Solo Audition Procedures and Results

  •  Audition Process

    First Round

      1. On Tuesday of Summer Choir Week, 15 minutes after the rehearsal ends, you will sing a section of your chosen song for your ensemble directors.  
      2. Before your audition you will work with the accompanist (or your private voice teacher) to pick 16 measures (approximately) that you can sing for your first audition.  
      3. You must have a copy of your sheet music in the correct key for the accompanist on Tuesday.  
      4. Your teachers will recommend students who meet the GPSC standard to move on to the second round.  You will receive an email with the first round results sometime Tuesday afternoon.

    Second Round

      1. On Wednesday of Summer Choir Week, 15 minutes after rehearsal ends, the students chosen to continue in the auditions will sing their entire solo for the full staff of GPSC.  This will take place in the auditorium with microphones and lights.
      2. Before your audition you will be given a chance to rehearse and coach with your accompanist.  
      3. You must have a copy of your sheet music in the correct key for the accompanist. (This is standard at ALL auditions unless otherwise specified.)
      4. The GPSC staff will choose several solos to be performed during the evening concerts.  You will receive an email with the results sometime Wednesday afternoon.

    Coaching

      1. On Thursday you may be asked to meet with a vocal coach that is provided by the workshop.  
      2. Your piece may be shortened due to time restrictions.  

    Sheet Music

    1. You must have a copy of your sheet music.  This cannot be on a tablet or other device.  It does not matter if you have the song memorized.  The accompanist needs your music.
    2. Here are some websites where you can buy sheet music.  There’s often a version labeled “Piano/Vocal/Guitar” which is good to learn from.  
      1. https://www.sheetmusicplus.com
      2. https://www.sheetmusicdirect.com/en-US/
      3. https://www.jwpepper.com
    3. You will have to pay money for your sheet music unless you are given it by a teacher.  Printing pictures of the music you find on Google is actually a copyright violation and we can’t condone that.  
    4. Unless the song is intended to be acapella you must use piano (or other) accompaniment.  A recorded accompaniment (no vocals) could be acceptable for the first audition (at the director’s discretion) but not for the second audition or the performances.  

    How to prepare:

    1. If you are taking private voice lessons, your teacher will definitely help you prepare. Start early!  
    2. Ask your music teacher!  If you start the Spring before GPSC, your teacher will have time to help you and you likely will be very prepared.  
    3. Make sure you are not singing along with a recording that includes a professional singer.  You might be surprised how hard it is to sing without them once you’re used to having that support.  

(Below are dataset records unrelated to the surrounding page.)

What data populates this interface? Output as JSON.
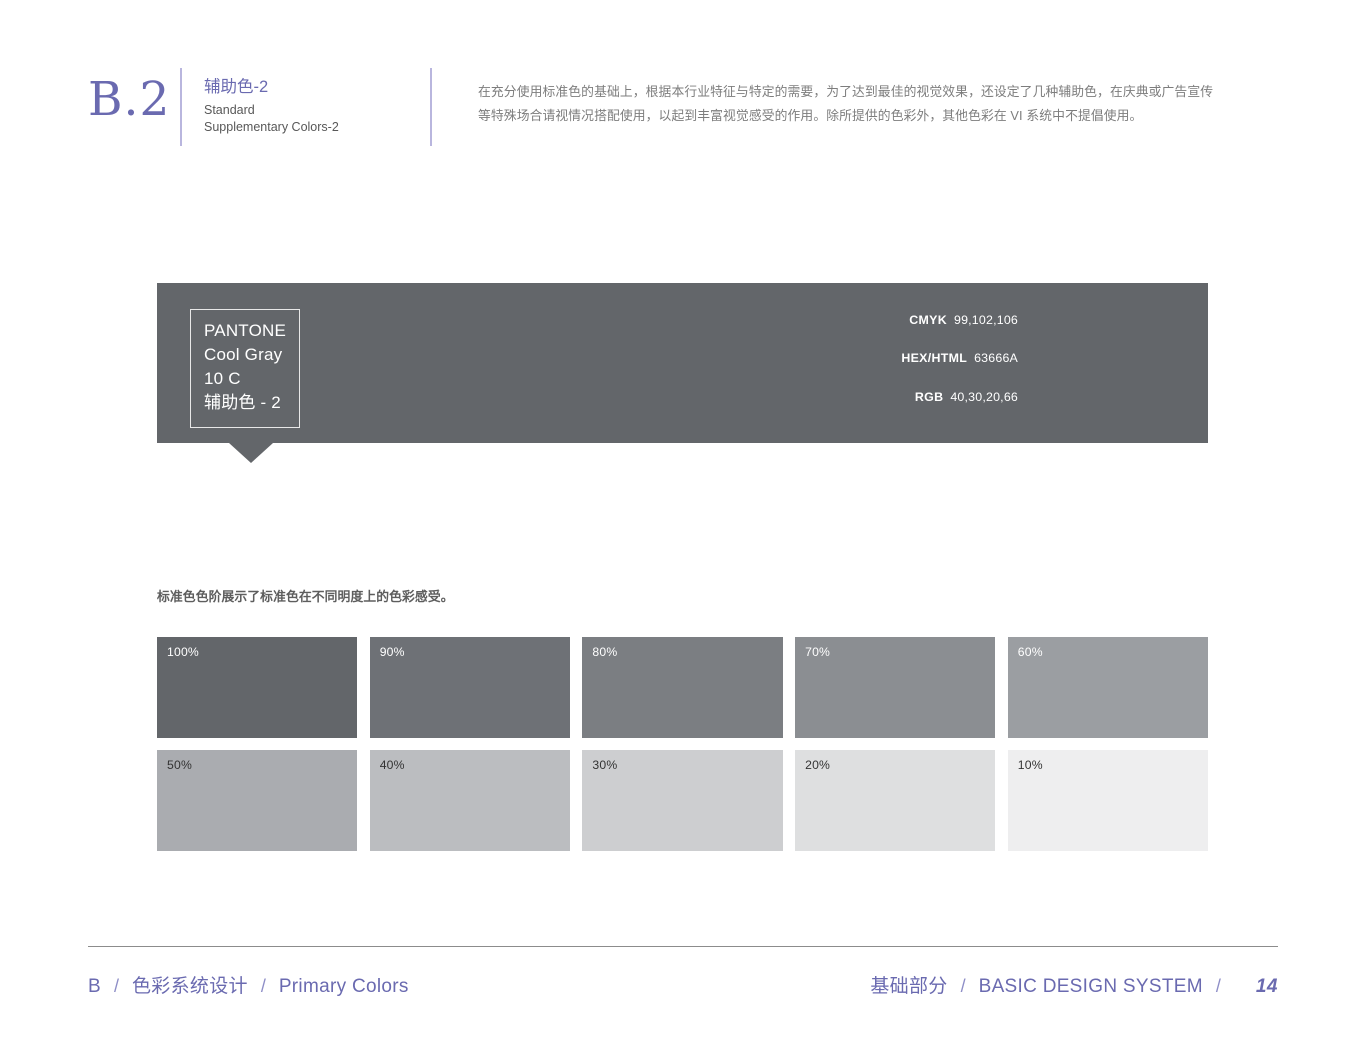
{
  "header": {
    "section_code": "B.2",
    "title_cn": "辅助色-2",
    "title_en_line1": "Standard",
    "title_en_line2": "Supplementary Colors-2",
    "description_line1": "在充分使用标准色的基础上，根据本行业特征与特定的需要，为了达到最佳的视觉效果，还设定了几种辅助色，在庆典或广告宣传",
    "description_line2": "等特殊场合请视情况搭配使用，以起到丰富视觉感受的作用。除所提供的色彩外，其他色彩在 VI 系统中不提倡使用。"
  },
  "color_block": {
    "background": "#63666A",
    "pantone": {
      "line1": "PANTONE",
      "line2": "Cool Gray",
      "line3": "10 C",
      "line4": "辅助色 - 2"
    },
    "specs": [
      {
        "label": "CMYK",
        "value": "99,102,106"
      },
      {
        "label": "HEX/HTML",
        "value": "63666A"
      },
      {
        "label": "RGB",
        "value": "40,30,20,66"
      }
    ]
  },
  "tints": {
    "caption": "标准色色阶展示了标准色在不同明度上的色彩感受。",
    "swatches": [
      {
        "label": "100%",
        "color": "#63666A",
        "text_color": "#ffffff"
      },
      {
        "label": "90%",
        "color": "#6e7176",
        "text_color": "#ffffff"
      },
      {
        "label": "80%",
        "color": "#7b7e82",
        "text_color": "#ffffff"
      },
      {
        "label": "70%",
        "color": "#8b8e92",
        "text_color": "#ffffff"
      },
      {
        "label": "60%",
        "color": "#9b9ea2",
        "text_color": "#ffffff"
      },
      {
        "label": "50%",
        "color": "#aaacb0",
        "text_color": "#333333"
      },
      {
        "label": "40%",
        "color": "#bbbdc0",
        "text_color": "#333333"
      },
      {
        "label": "30%",
        "color": "#cdced0",
        "text_color": "#333333"
      },
      {
        "label": "20%",
        "color": "#dedfe0",
        "text_color": "#333333"
      },
      {
        "label": "10%",
        "color": "#eeeeef",
        "text_color": "#333333"
      }
    ]
  },
  "footer": {
    "left": {
      "code": "B",
      "sep1": "/",
      "label_cn": "色彩系统设计",
      "sep2": "/",
      "label_en": "Primary Colors"
    },
    "right": {
      "label_cn": "基础部分",
      "sep1": "/",
      "label_en": "BASIC DESIGN SYSTEM",
      "sep2": "/",
      "page": "14"
    }
  },
  "theme": {
    "accent_purple": "#6a6ab0",
    "divider_purple": "#b9b6de",
    "primary_gray": "#63666A"
  }
}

    Repertoire Selection -- How to choose music:

    1. Choose:
      1. Songs that were originally written for or sung by children.  
      2. Songs with a manageable range -- check the highest and lowest notes.  How do you sound singing them? If you miss the high or low note, the answer from an audition panel is almost always “no.”  If a song sits low in your range, it may “feel” easy to you but it doesn’t tend to impress judges.
      3. Folk Songs and Art Songs.  Musical Theater and American Standard are also good genres.  Popular Music written in the last few years is a less effective choice.  
    2. Avoid: 
      1. Songs that were originally sung by adults and/or that express intense adult emotions.  
      2. Songs that are specific to a particular age, gender, or cultural background that would make your performance less believable.  
      3. Songs with words that could not be said in an animated children's movie.  
      4. Songs you sang as part of a Choir in a school concert last year -- unless you get a different solo arrangement of it.  
      5. Overdone/Cliche Songs. If you'd like to know if a song falls in this category, ask your music teacher.